The team did look to other parts of the Middle East as well. In Jordan we looked to Petra, to places with similar climates and ancient architecture to learn how people dealt with the harsh climate.

THE WINNING DESIGN

The design incorporates an internal labyrinth hidden behind protective earth walls. This is a common Middle Eastern spatial concept. If you go to great Persian cities or to somewhere like Old Cairo, it's very labyrinthine and very organic. If you look at a walled city or a courtyard house you have monolithic walls that protect you from the climate, wind and storms, yet it creates a large internal private mass that moderates the environment.

“The ARB design incorporates an internal labyrinth hidden behind protective earth walls.”

In this part of the world there is a huge diurnal temperature difference between day and night. The internal mass of the wall allows you to dissipate the coolness from the night to the inside for use in the day. We used the concept of a cistern as a passive means to cool the open courtyard by allowing water to flow inside the walls, with a 60m-tall monolithic rammed-earth cube rising from the cistern.

The Middle East has become an architectural playground. When you look at construction in Dubai, there's a lot of formal exploration and not all of it is successful. In Dubai there are a lot of things that remind me of Las Vegas 30 years ago. It's a double-edged sword.

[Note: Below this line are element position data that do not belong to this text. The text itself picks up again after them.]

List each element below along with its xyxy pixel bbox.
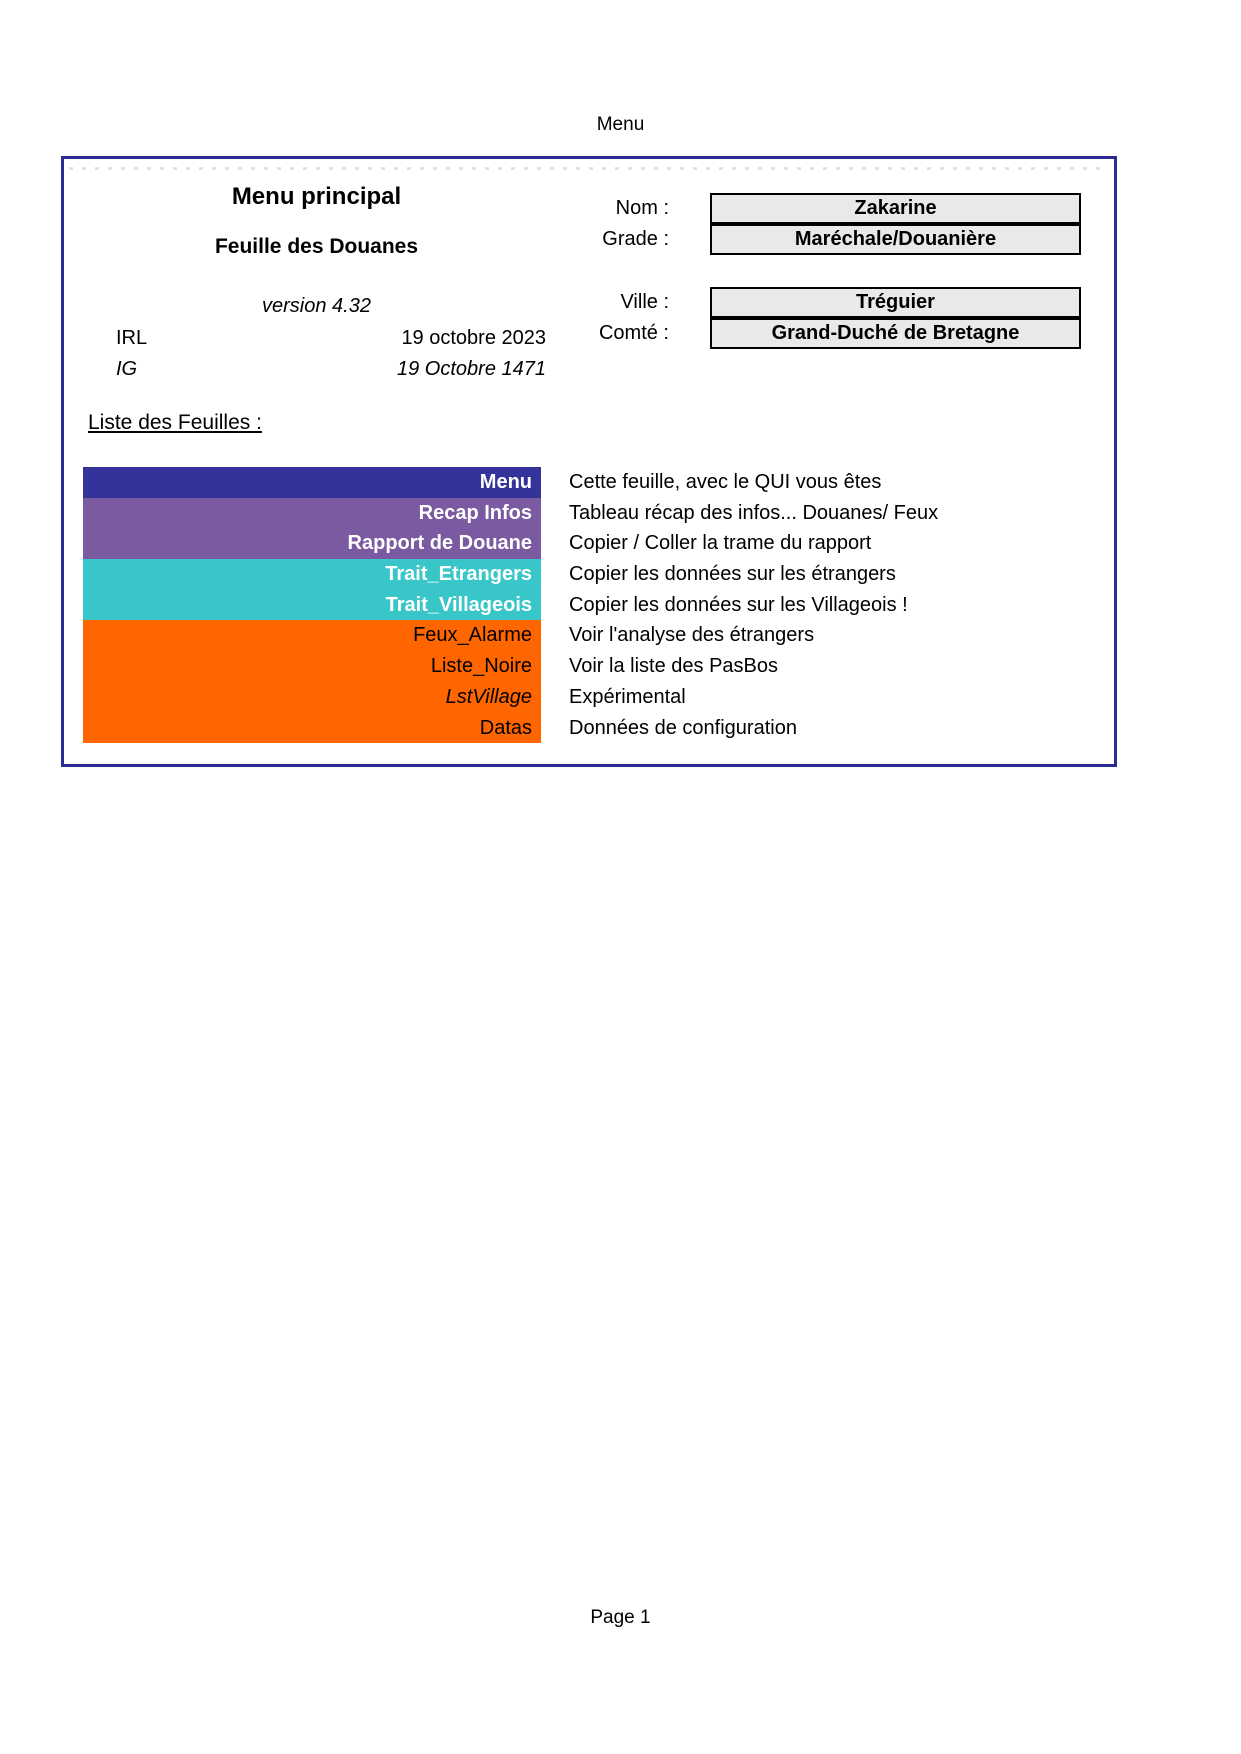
sheet-name-cell[interactable]: Trait_Etrangers: [83, 559, 541, 590]
sheet-name-cell[interactable]: Recap Infos: [83, 498, 541, 529]
sheet-description: Voir l'analyse des étrangers: [569, 624, 815, 647]
sheet-list-heading: Liste des Feuilles :: [88, 411, 262, 434]
field-label: Grade :: [602, 228, 669, 250]
field-label: Comté :: [598, 322, 669, 344]
sheet-description: Tableau récap des infos... Douanes/ Feux: [569, 501, 939, 524]
sheet-name-cell[interactable]: Liste_Noire: [83, 651, 541, 682]
sheet-name-cell[interactable]: Rapport de Douane: [83, 528, 541, 559]
sheet-description: Expérimental: [569, 685, 686, 708]
sheet-name-cell[interactable]: Feux_Alarme: [83, 620, 541, 651]
date-row: [116, 354, 546, 385]
date-row: [116, 323, 546, 354]
panel-title: Menu principal: [231, 183, 402, 210]
sheet-row: [83, 620, 938, 651]
page-number: Page 1: [590, 1607, 651, 1628]
sheet-row: [83, 682, 938, 713]
date-context-label: IRL: [116, 327, 148, 349]
sheet-description: Données de configuration: [569, 716, 797, 739]
field-value-box[interactable]: Maréchale/Douanière: [710, 224, 1081, 255]
panel-subtitle: Feuille des Douanes: [214, 235, 419, 258]
sheet-name-cell[interactable]: Trait_Villageois: [83, 590, 541, 621]
sheet-name-cell[interactable]: Datas: [83, 713, 541, 744]
field-label: Nom :: [615, 197, 669, 219]
date-context-label: IG: [116, 358, 138, 380]
page-header-title: Menu: [596, 114, 645, 135]
dates-block: [116, 323, 546, 385]
date-value: 19 octobre 2023: [401, 327, 546, 349]
version-label: version 4.32: [262, 295, 371, 317]
field-value-box[interactable]: Grand-Duché de Bretagne: [710, 318, 1081, 349]
decorative-dotted-line: [69, 167, 1109, 170]
sheet-row: [83, 467, 938, 498]
sheet-row: [83, 528, 938, 559]
sheet-row: [83, 559, 938, 590]
sheet-name-cell[interactable]: LstVillage: [83, 682, 541, 713]
sheet-row: [83, 651, 938, 682]
sheet-description: Copier les données sur les Villageois !: [569, 593, 908, 616]
field-label: Ville :: [620, 291, 669, 313]
sheet-list: [83, 467, 938, 743]
menu-panel: [61, 156, 1117, 767]
sheet-description: Copier / Coller la trame du rapport: [569, 532, 872, 555]
sheet-row: [83, 713, 938, 744]
sheet-description: Cette feuille, avec le QUI vous êtes: [569, 471, 882, 493]
date-value: 19 Octobre 1471: [397, 358, 546, 380]
sheet-description: Copier les données sur les étrangers: [569, 563, 896, 586]
field-value-box[interactable]: Tréguier: [710, 287, 1081, 318]
sheet-row: [83, 590, 938, 621]
sheet-row: [83, 498, 938, 529]
field-value-box[interactable]: Zakarine: [710, 193, 1081, 224]
sheet-name-cell[interactable]: Menu: [83, 467, 541, 498]
sheet-description: Voir la liste des PasBos: [569, 655, 778, 678]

Today there is a big desire in the Middle East to create striking architecture but ours isn't striking at all. It's a cube that is very geometrically simple. The client was looking for something flashy but when they understood the layers of cultural and contextual references they were really happy that the design was going to be unique to them and more timeless, rather than a building that is sensational today but boring tomorrow.